Here's a pattern we see often. A business invests in AI — a new tool, a custom feature, a workflow powered by a language model. The demo looks impressive. The promise is real. And then it goes live, and the outputs are inconsistent, unreliable, or just not useful enough to change how people work.
The blame usually lands on the AI. But the AI is almost never the problem.
The problem is what the AI can see
Language models are extraordinarily capable at pattern recognition, synthesis, and generation. What they can't do is work with data that isn't there, isn't clean, or isn't connected to anything.
If you ask an AI to summarise a customer's history and that history is spread across three systems with no common identifier, it can't help you. If you ask it to predict which deals are at risk and your pipeline data hasn't been maintained consistently, the prediction will be consistently wrong. If you ask it to draft a follow-up email and the context it needs lives in a salesperson's head rather than a CRM, it's working blind.

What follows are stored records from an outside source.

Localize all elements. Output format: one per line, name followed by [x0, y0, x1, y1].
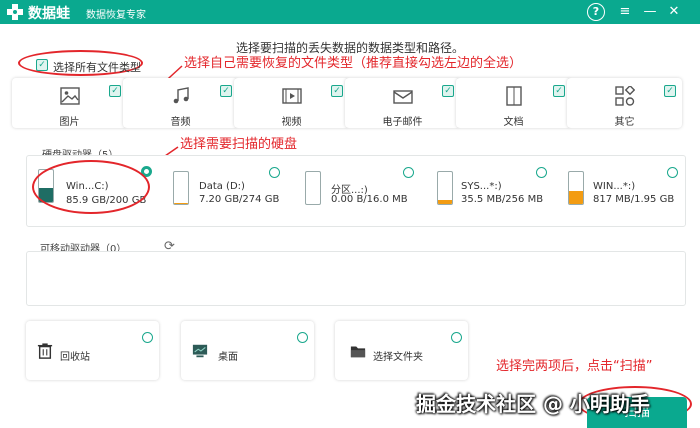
location-label: 选择文件夹	[373, 352, 423, 363]
others-icon	[614, 86, 635, 106]
file-type-audio[interactable]: ✓ 音频	[123, 78, 238, 128]
others-checkbox[interactable]: ✓	[664, 85, 676, 97]
location-radio[interactable]	[297, 332, 308, 343]
picture-icon	[59, 87, 80, 105]
drive-icon	[305, 171, 321, 205]
select-all-label: 选择所有文件类型	[53, 61, 141, 74]
file-type-label: 文档	[503, 117, 524, 128]
drive-size: 817 MB/1.95 GB	[593, 194, 675, 205]
file-type-label: 图片	[59, 117, 80, 128]
drive-usage-fill	[174, 203, 188, 204]
location-radio[interactable]	[142, 332, 153, 343]
drive-name: SYS...*:)	[461, 181, 502, 192]
drive-sys[interactable]: SYS...*:) 35.5 MB/256 MB	[432, 165, 552, 215]
select-all-checkbox[interactable]: ✓	[36, 59, 48, 71]
drive-usage-fill	[569, 190, 583, 204]
help-icon[interactable]: ?	[587, 3, 605, 21]
audio-checkbox[interactable]: ✓	[220, 85, 232, 97]
minimize-icon[interactable]: —	[641, 3, 659, 21]
watermark: 掘金技术社区 @ 小明助手	[416, 392, 650, 416]
drive-hint-annotation: 选择需要扫描的硬盘	[180, 137, 298, 152]
types-hint-annotation: 选择自己需要恢复的文件类型（推荐直接勾选左边的全选）	[184, 56, 523, 71]
folder-icon	[350, 346, 366, 358]
picture-checkbox[interactable]: ✓	[109, 85, 121, 97]
file-type-video[interactable]: ✓ 视频	[234, 78, 349, 128]
location-radio[interactable]	[451, 332, 462, 343]
document-icon	[505, 86, 522, 106]
drive-radio[interactable]	[667, 167, 678, 178]
scan-hint-annotation: 选择完两项后，点击“扫描”	[496, 359, 653, 374]
recycle-bin-icon	[37, 343, 53, 359]
menu-icon[interactable]: ≡	[616, 3, 634, 21]
music-icon	[173, 87, 189, 104]
drive-size: 7.20 GB/274 GB	[199, 194, 280, 205]
location-recycle-bin[interactable]: 回收站	[26, 321, 159, 380]
video-checkbox[interactable]: ✓	[331, 85, 343, 97]
file-type-label: 其它	[614, 117, 635, 128]
drive-size: 0.00 B/16.0 MB	[331, 194, 408, 205]
drive-partition[interactable]: 分区...:) 0.00 B/16.0 MB	[300, 165, 420, 215]
drive-radio[interactable]	[403, 167, 414, 178]
file-type-label: 音频	[170, 117, 191, 128]
file-type-email[interactable]: ✓ 电子邮件	[345, 78, 460, 128]
drive-radio[interactable]	[536, 167, 547, 178]
app-name: 数据蛙	[28, 6, 70, 22]
email-checkbox[interactable]: ✓	[442, 85, 454, 97]
drive-usage-fill	[438, 199, 452, 204]
drive-size: 35.5 MB/256 MB	[461, 194, 544, 205]
file-type-label: 电子邮件	[382, 117, 423, 128]
drive-name: WIN...*:)	[593, 181, 636, 192]
file-type-label: 视频	[281, 117, 302, 128]
file-type-document[interactable]: ✓ 文档	[456, 78, 571, 128]
location-label: 桌面	[218, 352, 238, 363]
drive-win[interactable]: WIN...*:) 817 MB/1.95 GB	[564, 165, 684, 215]
location-select-folder[interactable]: 选择文件夹	[335, 321, 468, 380]
drive-icon	[437, 171, 453, 205]
drive-highlight	[32, 160, 150, 214]
close-icon[interactable]: ✕	[665, 3, 683, 21]
video-icon	[281, 88, 302, 104]
document-checkbox[interactable]: ✓	[553, 85, 565, 97]
location-desktop[interactable]: 桌面	[181, 321, 314, 380]
drive-d[interactable]: Data (D:) 7.20 GB/274 GB	[168, 165, 288, 215]
drive-icon	[173, 171, 189, 205]
app-subtitle: 数据恢复专家	[86, 10, 146, 21]
title-bar: 数据蛙 数据恢复专家 ? ≡ — ✕	[0, 0, 700, 24]
desktop-icon	[192, 344, 208, 358]
file-type-picture[interactable]: ✓ 图片	[12, 78, 127, 128]
email-icon	[392, 90, 413, 104]
removable-drives-panel	[26, 251, 686, 306]
file-type-others[interactable]: ✓ 其它	[567, 78, 682, 128]
location-label: 回收站	[60, 352, 90, 363]
drive-name: Data (D:)	[199, 181, 245, 192]
app-logo-icon	[7, 4, 23, 20]
drive-icon	[568, 171, 584, 205]
drive-radio[interactable]	[269, 167, 280, 178]
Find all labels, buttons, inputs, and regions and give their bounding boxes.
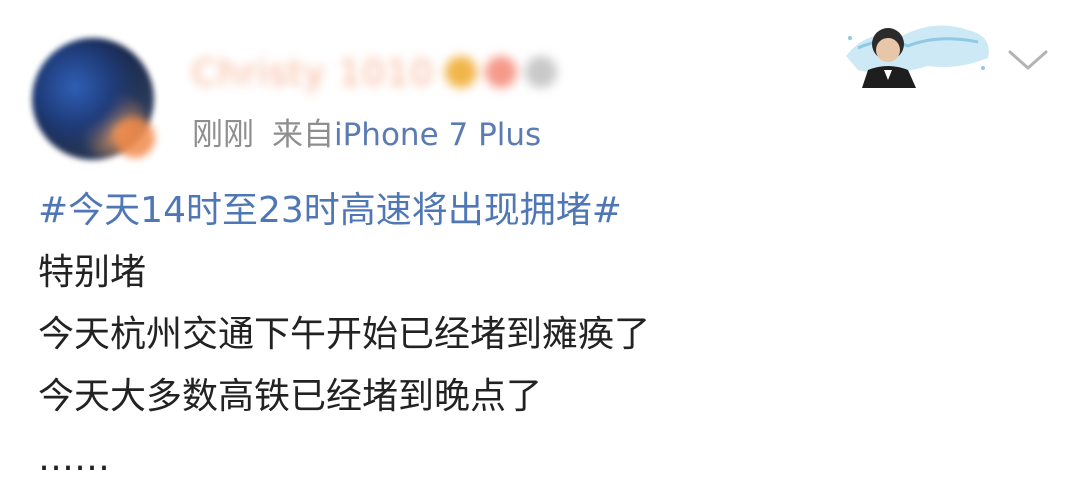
topic-link[interactable]: #今天14时至23时高速将出现拥堵# [38, 180, 650, 242]
avatar-badge [115, 118, 155, 158]
post-line: 今天杭州交通下午开始已经堵到瘫痪了 [38, 314, 651, 355]
level-badge-icon [485, 56, 517, 88]
verified-badge-icon [525, 56, 557, 88]
source-prefix: 来自 [272, 117, 334, 153]
card-decoration-icon [846, 25, 989, 88]
member-badges [445, 56, 557, 88]
vip-badge-icon [445, 56, 477, 88]
post-line: 今天大多数高铁已经堵到晚点了 [38, 376, 543, 417]
chevron-down-icon[interactable] [1006, 44, 1050, 74]
source-device-link[interactable]: iPhone 7 Plus [334, 117, 541, 153]
post-line: 特别堵 [38, 252, 147, 293]
post-meta: 刚刚 来自iPhone 7 Plus [192, 113, 541, 157]
username[interactable]: Christy 1010 [192, 52, 434, 96]
weibo-post: Christy 1010 刚刚 来自iPhone 7 Plus #今天14时至23… [0, 0, 1080, 496]
post-line: …… [38, 438, 110, 479]
post-timestamp: 刚刚 [192, 117, 254, 153]
post-content: #今天14时至23时高速将出现拥堵# 特别堵 今天杭州交通下午开始已经堵到瘫痪了… [38, 180, 650, 490]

The AI is only as good as the data it can access. This sounds obvious when you say it directly. It's surprisingly easy to overlook in the excitement of building something new.
What we see in practice
A recent client project is a good example of how this plays out when it's handled well. The client operates a Salesforce managed package product for NDIS and aged care providers. The AI feature we built generates a participant summary for care workers before each visit.
Before a line of code was written, we spent significant time mapping the data model. Which objects held the relevant information? Was the data structured consistently enough to be useful? What should the AI include, and what should it deliberately exclude — particularly given the privacy constraints of the healthcare context?
The data architecture decisions — what gets queried, how it's structured, what never leaves the platform — were what made the feature work. The AI model itself was almost the easy part.
The prerequisite work
Before most AI investments, there's a set of prerequisite questions worth working through honestly.
Is the relevant data being captured at all? In many businesses, the information that would make an AI feature genuinely useful isn't in any system — it's in emails, in spreadsheets, in people's memories. If that's the case, the first project is capturing the data, not building the AI.
Is the data consistent enough to be trusted? Inconsistent data — different formats, missing fields, duplicate records, conflicting values — produces inconsistent AI outputs. Cleaning and structuring data is unglamorous work. It's also often the highest-leverage thing a business can do before an AI investment.
Are the systems connected? AI features that synthesise across multiple data sources are often the most valuable. They're also the most likely to fail if those sources can't be queried together. Understanding the integration architecture before you design the AI feature saves significant rework.
What are the privacy and compliance constraints? In regulated industries — healthcare, financial services, legal — what data can be sent to an AI provider, stored, or surfaced to which users is a design constraint, not an afterthought. Building privacy in from the start is both the right approach and the practical one; retrofitting it is expensive.
The honest framing
AI is genuinely powerful. The businesses that get the most from it aren't necessarily the ones that move fastest or invest most. They're the ones that do the unglamorous work first — cleaning the data, connecting the systems, defining what good output looks like for a specific user in a specific moment.
The AI does the interesting part. But the data is what makes it work.